Et cette "nature" des choses définie par la classification idéologique possède une autre propriété cruciale : elle définit dans le même mouvement un droit implicite, une axiologie (ou classification de valeur), et des matrices de comportement socialement adaptées à l'objet . Selon la "nature", c'est à dire la classe attribuée à l'objet X dans la classification, X sera traité . Un "arbre", un "végétal" dépourvu d'âme sensitive, de sensation ne peut pas être maltraité, un "animal" si . "L'arbre ne peut pas souffrir"n'est pas d'abord une vérité expérimentale . Nous n'avons besoin d'aucune expérience pour le croire ; c'est une vérité "de nature", une vérité classificatoire . Pascal avait parfaitement raison de dire : "la coutume est une seconde nature", au sens où la coutume finit par être vécue comme nature, et particulièrement la coutume idéologique qui baigne l'exercice quotidien de la parole et de la langue dans les cultures humaines . Pour les Hébreux, le homard et la langouste sont des nourritures impures, répugnantes ; la sauterelle, au contraire, une nourriture pure et digne d'un homme noble comme Jean Baptiste . Si la sauterelle nous répugne et pas le homard, c'est l'effet sur nous de nos coutumes culinaires et pas un fait de nature humaine . Cela pour illustrer la puissance de la coutume, qui peut créer la nausée ou le désir "instinctifs" face aux mêmes aliments .

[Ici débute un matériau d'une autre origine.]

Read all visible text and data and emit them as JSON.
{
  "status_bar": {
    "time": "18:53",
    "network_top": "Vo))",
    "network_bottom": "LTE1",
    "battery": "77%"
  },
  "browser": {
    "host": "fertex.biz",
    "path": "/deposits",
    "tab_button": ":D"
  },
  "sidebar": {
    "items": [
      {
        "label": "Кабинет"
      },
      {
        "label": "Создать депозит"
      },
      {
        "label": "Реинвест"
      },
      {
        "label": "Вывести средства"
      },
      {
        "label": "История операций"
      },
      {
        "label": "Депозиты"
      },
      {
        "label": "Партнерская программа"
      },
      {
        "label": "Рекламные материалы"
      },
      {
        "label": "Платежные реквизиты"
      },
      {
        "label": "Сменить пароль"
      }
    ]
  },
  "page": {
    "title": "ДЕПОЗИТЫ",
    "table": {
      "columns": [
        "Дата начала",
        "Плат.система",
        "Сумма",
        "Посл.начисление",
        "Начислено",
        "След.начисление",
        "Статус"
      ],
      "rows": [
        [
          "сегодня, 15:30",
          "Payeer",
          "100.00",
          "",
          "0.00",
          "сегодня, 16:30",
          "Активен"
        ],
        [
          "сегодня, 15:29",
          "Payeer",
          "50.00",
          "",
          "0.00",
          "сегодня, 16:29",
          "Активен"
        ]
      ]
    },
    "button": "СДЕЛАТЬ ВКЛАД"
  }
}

Nous savons très bien ce que signifie "être traité comme un chien", "comme un porc" . Ce qui nous choque dans le "traité comme un porc", c'est qu'un être humain soit ainsi traité, et pas qu'un porc le soit . Je parle de la règle moyenne de la civilisation . Même si la théorie moderne du droit tend à rejeter le droit de nature (ou droit naturel, le droit comme essentiellement attaché à la nature de son objet) au profit du droit positif (le droit tel qu'il est positivement posé dans les sociétés), il n'en reste pas moins que toutes nos classifications sont imprégnées de jugements de valeur, sont des axiologies . Ainsi ces classes, et donc le statut coutumier, et le droit, sont différents entre le porc et l'homme .

Un exemple caractéristique de cette axiologie implicite est que les parties des mammifères ne sont pas nommées comme les parties analogues des hommes, ou sont utilisées dans des registres de langage violents : ainsi le mufle, ou gueule, les mamelles, etc . Les trafiquants d'esclaves parlaient d'ailleurs de mâles et de femelles, non d'hommes et de femmes . L'achat, la vente, le commerce, la propriété, les chaînes, le marquage, sont des registres sémantiques et des matrices d'action socialement adaptés pour des animaux, du bétail ; c'est pourquoi les esclaves étaient jugés inférieurs de nature et traités comme tels .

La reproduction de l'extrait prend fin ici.